Power in its most basic sense is at the root of activity. You can’t act in the world even in the most mundane way without power. That’s why we eat -- to generate energy that allows us to move and act in the world.

So power is fundamentally a gift, but like every gift ever given to human beings, when it is separated from relationship with the true God and true relationships with one another, it becomes very dangerous and toxic and distorting.

And when you concentrate toxic, dangerous, distorting stuff, it just gets all the more dangerous.

The one thing that people always say when I tell them I’m working on power is Lord Acton’s famous quote, “Power tends to corrupt, and absolute power corrupts absolutely.”

This is why cities are so helpful -- because you can’t ignore the concentration of power in cities. Which raises the question, Is there a way to live with concentrated power and have it bring flourishing rather than distortion?

I think that is in some ways the essential ethical question of our time and every time. Can we live with the power we’ve been given? A lot of us have been given a lot of power.

Q: Tim Keller has written that cities are also places to which people without power flee for safety. He says “dominant majorities often dislike cities, but the weak and powerless need them.” What does that mean for the church?

I think the call to the church, the biblical hope, is three things. They’re obvious, but they’re important.

One is to embrace the gifts of the city and to teach our people theologically and biblically why cities matter.

Most people who find their way to cities -- especially young people, but also immigrants who come from desperate circumstances -- are there for pragmatic reasons.
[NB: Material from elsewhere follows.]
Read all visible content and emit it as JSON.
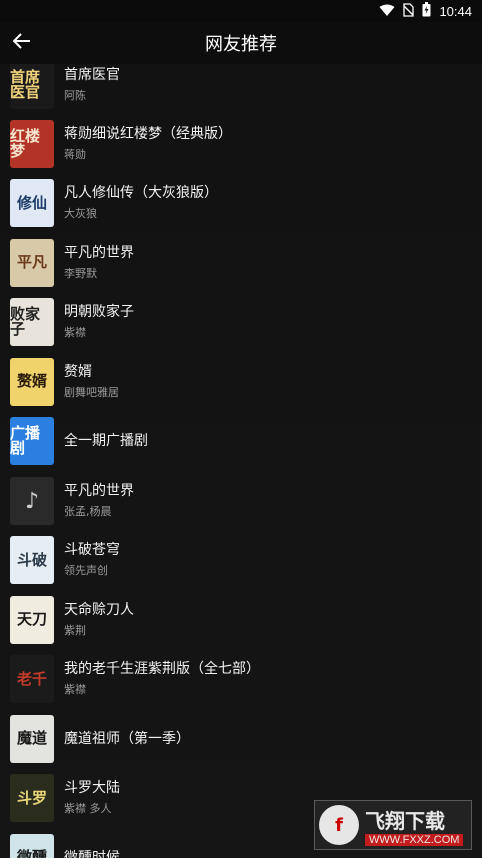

In creative-class cities like New York and Portland, they’re often there for self-centered reasons.

So part of what the church has to do is give her members better reasons for caring about the city than the reasons that brought them there.

The second thing is that we need to be very clear-eyed about the failures that cities concentrate. Cities are places where not just the wealth and abundance of our culture is on display but also the things that have gone wrong.
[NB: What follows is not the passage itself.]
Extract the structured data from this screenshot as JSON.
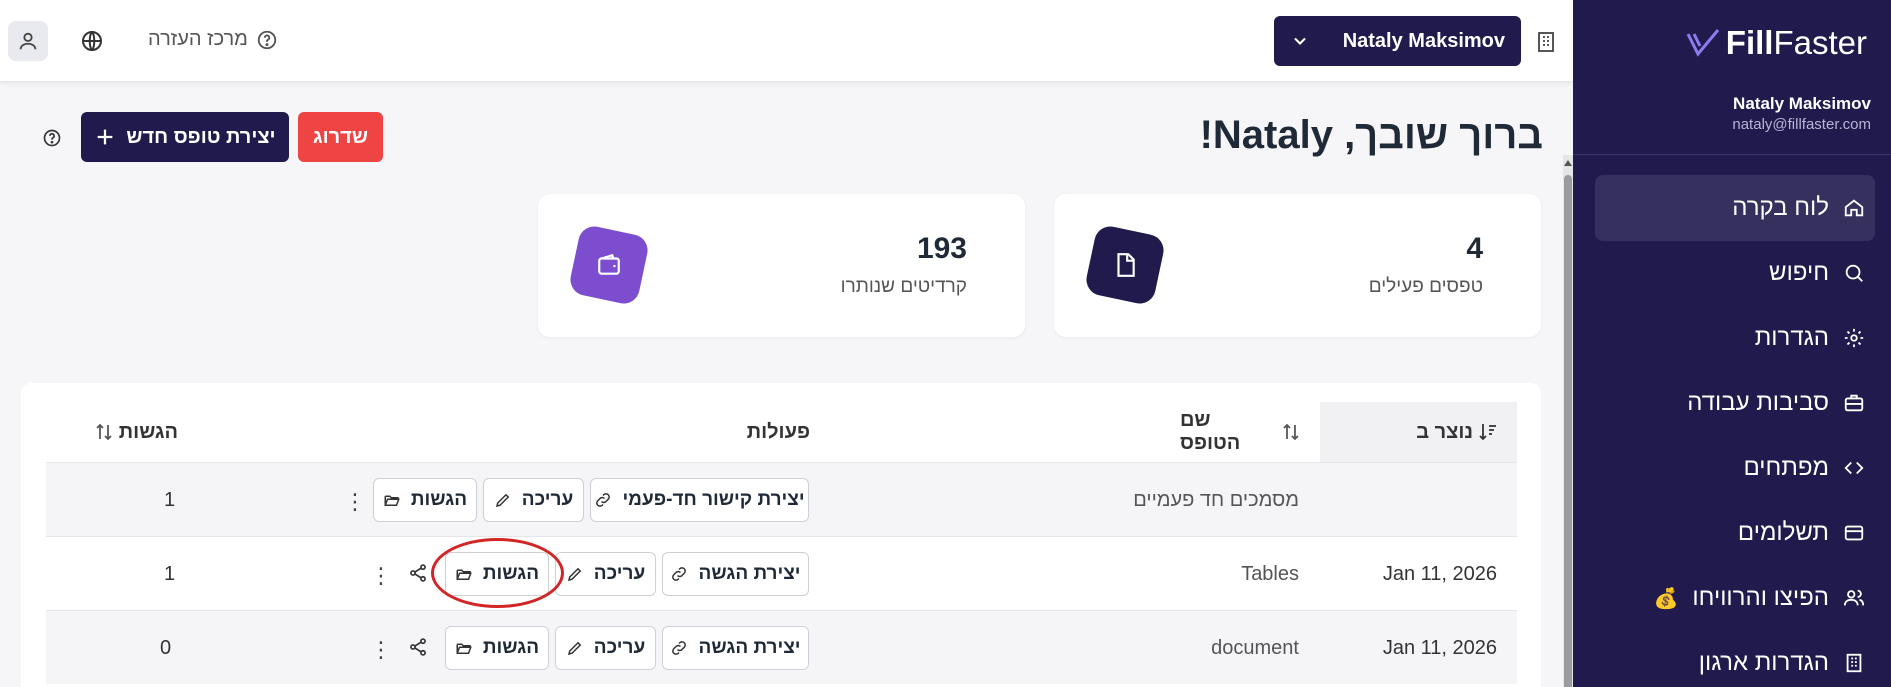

The church’s job is not to become complacent about those things but to see the city as a laboratory for assessing the health of our society with honesty, being very clear about power and the ways injustice is woven into our institutions.

That can happen if the church doesn’t become simply a chaplain to the city but is also prophetic in the city.

Then the third thing for the church would be to contribute to the flourishing of the city. The church’s call is to find ways to make enough of a difference that, as Tim Keller has said, the city would miss us if we weren’t there.

Q: What should seminaries be doing to prepare people for the kind of ministry you’re describing?

The challenge with all culture is that we tend to take it for granted precisely at the moments when we should be paying attention and being intentional about how we interact with it.

Culture always fades into the background, whether you’re in a city, a suburb or a small town. We stop paying attention and we take it for granted, but leaders are people who don’t take things -- or the way things are -- for granted.

I don’t mean just in the sense that they’re constantly trying to change things, though that’s part of it. Leaders are also people who preserve what’s good in a place or in an institution, and to do that you have to be discerning and attentive to that place.

So I think that seminaries could do a better job helping us pay attention to the places where we are and to the ways they’re changing and also the continuities that are there.

If we don’t do that, we are going to form churches that have very thin connections to the world that God has placed us in and sent us into. I don’t want to say that we’ll fail in our mission, because the mission is ultimately God’s and not ours. But our participation in that mission will be much thinner than it could be if we don’t learn to really pay attention to where we are.